I liked the author's ability to convey a radically different POV. I found the father's impatience a mite irritating; seriously, dude, calm down and listen to her. And her brother's condition struck me as a bit of a mystery; is this a family problem? A greater problem in society? Or something completely different?
Although it was never stated explicitly in the story, I got the impression that evolution works much faster in the world of this story than in our world. I don't know why this would be. Perhaps some kind of atmospheric condition is increasing the mutation rate, or perhaps this is just a parallel world where stuff just works differently.
The main reason I thought that is the behavior of the mosquitoes. Her father got a shoulder laser to pick off mosquitoes as they come near him. If I remember correctly:
-The laser is only a few years old
-The laser had been much more effective when he first got it
-The mosquitoes who attack him now are now much faster and able to avoid the laser most of the time
-I got the impression that the lasers aren't even particularly common
-Mosquitoes get swatted all the time, but they haven't evolved any new defenses against it. They just breed enough to make this death rate insignificant
-For a mosquito to even recognize the need to dodge a laser would seem to show new level of intelligence.

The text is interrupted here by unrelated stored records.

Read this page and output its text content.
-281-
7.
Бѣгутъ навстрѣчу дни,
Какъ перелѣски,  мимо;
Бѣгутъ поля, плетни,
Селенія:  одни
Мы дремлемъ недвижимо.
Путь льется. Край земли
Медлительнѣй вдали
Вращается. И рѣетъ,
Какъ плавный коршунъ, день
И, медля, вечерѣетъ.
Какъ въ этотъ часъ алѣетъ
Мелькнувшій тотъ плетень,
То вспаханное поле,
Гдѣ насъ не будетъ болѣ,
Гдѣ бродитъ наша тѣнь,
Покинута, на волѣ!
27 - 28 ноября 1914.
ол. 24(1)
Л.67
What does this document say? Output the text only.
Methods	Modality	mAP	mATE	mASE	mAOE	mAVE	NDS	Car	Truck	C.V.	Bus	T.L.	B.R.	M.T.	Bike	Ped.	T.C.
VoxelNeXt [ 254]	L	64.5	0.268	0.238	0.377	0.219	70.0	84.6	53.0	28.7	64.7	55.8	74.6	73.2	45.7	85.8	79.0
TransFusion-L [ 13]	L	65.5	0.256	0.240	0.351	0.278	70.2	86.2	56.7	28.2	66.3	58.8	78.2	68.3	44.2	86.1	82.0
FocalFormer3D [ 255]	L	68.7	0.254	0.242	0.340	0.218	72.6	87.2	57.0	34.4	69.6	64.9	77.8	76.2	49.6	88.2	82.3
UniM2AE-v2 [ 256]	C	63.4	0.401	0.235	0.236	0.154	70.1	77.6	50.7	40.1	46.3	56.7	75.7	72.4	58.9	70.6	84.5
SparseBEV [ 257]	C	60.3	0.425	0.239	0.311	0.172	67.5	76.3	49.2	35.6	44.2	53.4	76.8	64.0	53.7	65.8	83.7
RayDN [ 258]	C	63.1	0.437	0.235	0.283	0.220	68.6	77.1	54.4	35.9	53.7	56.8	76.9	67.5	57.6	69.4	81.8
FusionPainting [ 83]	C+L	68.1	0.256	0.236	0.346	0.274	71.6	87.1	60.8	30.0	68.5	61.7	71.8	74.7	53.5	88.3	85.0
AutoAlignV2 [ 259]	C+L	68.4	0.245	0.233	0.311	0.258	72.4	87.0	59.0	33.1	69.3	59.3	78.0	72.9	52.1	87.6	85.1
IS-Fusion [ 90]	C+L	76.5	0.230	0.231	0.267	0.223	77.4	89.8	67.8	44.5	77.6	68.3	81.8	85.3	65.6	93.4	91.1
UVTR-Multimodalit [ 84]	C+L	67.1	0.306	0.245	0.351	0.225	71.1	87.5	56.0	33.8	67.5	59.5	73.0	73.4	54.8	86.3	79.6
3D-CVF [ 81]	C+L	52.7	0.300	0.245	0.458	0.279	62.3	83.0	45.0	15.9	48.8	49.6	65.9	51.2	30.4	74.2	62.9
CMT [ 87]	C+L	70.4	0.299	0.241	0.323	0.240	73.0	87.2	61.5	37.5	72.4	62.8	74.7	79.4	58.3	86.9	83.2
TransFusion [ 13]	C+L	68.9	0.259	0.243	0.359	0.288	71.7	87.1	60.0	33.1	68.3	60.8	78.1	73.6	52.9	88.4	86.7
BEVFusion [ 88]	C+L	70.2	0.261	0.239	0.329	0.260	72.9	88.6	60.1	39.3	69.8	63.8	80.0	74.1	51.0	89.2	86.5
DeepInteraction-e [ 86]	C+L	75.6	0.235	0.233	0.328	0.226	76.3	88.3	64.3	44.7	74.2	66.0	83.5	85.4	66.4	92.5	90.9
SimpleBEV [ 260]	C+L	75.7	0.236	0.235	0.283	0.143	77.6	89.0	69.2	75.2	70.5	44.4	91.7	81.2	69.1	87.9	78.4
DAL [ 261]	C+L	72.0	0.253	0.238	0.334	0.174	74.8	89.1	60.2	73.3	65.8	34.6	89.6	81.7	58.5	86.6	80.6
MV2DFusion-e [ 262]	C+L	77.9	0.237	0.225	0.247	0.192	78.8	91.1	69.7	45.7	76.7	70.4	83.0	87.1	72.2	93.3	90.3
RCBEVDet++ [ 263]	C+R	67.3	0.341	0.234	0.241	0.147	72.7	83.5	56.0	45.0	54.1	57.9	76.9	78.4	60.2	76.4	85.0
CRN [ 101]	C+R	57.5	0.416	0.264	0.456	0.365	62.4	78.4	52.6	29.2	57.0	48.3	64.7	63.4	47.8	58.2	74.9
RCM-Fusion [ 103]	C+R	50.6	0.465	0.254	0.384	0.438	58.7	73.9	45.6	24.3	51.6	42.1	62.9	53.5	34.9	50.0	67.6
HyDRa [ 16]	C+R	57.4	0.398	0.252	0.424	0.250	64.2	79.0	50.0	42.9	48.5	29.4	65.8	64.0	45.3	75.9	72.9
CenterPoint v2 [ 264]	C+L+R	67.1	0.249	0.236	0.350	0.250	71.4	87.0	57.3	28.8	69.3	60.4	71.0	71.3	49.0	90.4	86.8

Venus fly traps had also evolved drastically in just a few years as well. The mosquito thing alone, though, made me think that this was a speculative fiction element that Fulda put in place intentionally to support her story. And I think it worked in that respect. So I get the impression that the accelerated evolution is in effect for humans as well as other creatures, and the protagonist exhibits a new mutation. You might say that the brother did as well, but in that case it might not be driven by his biology but his technology, having adapted to this brain computer from a very young age.
So I think that the protagonist is exhibiting a new mutation, and she spends much of her time contemplating whether she is an evolutionary dead end or whether her condition will become more widespread if she has children and they have some kind of advantage over others. This was strongly supported in the text, I believe, by much of her idle speculation:
-She contemplates the evolution of the plant that grows too heavy to support itself. She considers this plant more beautiful than the others simply because she thinks it an evolutionary dead end.
-She practices forms of dance that no one has practiced in centuries, because she consider it an evolutionary dead end of the art form.
-I think it's strongly implied that the reason that she "doesn't want new shoes" is because those "shoes" (her unique mind) is what makes her the evolutionary dead end that she finds so beautiful.